Dive Brief:
- Tesla officials have revealed that their massive battery "gigafactory" under construction in Reno, NV, will be a net-zero energy facility and will have carbon neutral operations.
- JB Straubel, Tesla’s chief technical officer, said recently that the company always intended the gigafactory to be net-zero — or produce as much energy as it uses — and that process began with the company designing the roof to accommodate solar panels, TreeHugger reported. Straubel also said the company has staked out positions for additional solar in the hills surrounding the factory.
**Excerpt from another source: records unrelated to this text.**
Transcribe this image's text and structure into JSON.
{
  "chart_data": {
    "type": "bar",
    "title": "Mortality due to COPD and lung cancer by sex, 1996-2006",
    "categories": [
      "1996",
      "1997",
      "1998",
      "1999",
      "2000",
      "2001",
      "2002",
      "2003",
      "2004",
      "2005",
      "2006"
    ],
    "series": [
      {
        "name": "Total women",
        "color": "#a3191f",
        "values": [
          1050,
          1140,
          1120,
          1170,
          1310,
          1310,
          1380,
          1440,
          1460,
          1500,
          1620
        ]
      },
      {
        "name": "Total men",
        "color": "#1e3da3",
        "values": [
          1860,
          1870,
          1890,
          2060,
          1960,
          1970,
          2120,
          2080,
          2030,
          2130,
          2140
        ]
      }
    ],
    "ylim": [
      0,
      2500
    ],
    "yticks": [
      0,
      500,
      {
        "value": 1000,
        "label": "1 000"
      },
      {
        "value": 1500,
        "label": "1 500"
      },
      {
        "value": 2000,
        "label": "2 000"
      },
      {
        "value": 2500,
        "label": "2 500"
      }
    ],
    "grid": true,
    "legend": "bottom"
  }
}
- Straubel said another way the design team ensured the gigafactory would be a no-emissions facility was "to force the issue" and not incorporate any natural gas pipelines into the facility infrastructure. Rather than natural gas, The Green Optimistic reported, Tesla will use an efficient heat pumping technology.
Dive Insight:
"In every single step of the process, we have been able to reinvent and come up with solutions," Straubel said during a recent talk at the University of Nevada. "There’s a heat pump technology that actually ends up way more efficient than just burning natural gas for steam. And, then, we have a facility that has basically no emissions. The only emissions are related to the vehicles that might go there that aren’t electric or things like that. But we’ll try to attack that one piece at a time.”
Tesla CEO Elon Musk recently reported that Tesla is ahead of schedule on construction of the gigafactory, which means battery cell production is now slated to begin much earlier than previous estimated.
Work on the interior of the plant officially began last month, with Tesla acting as its own contractor. The facility houses the manufacturing of battery packs for Tesla’s Powerwall, the energy-storage system that homebuilders are watching carefully as a potential upsell in new homes.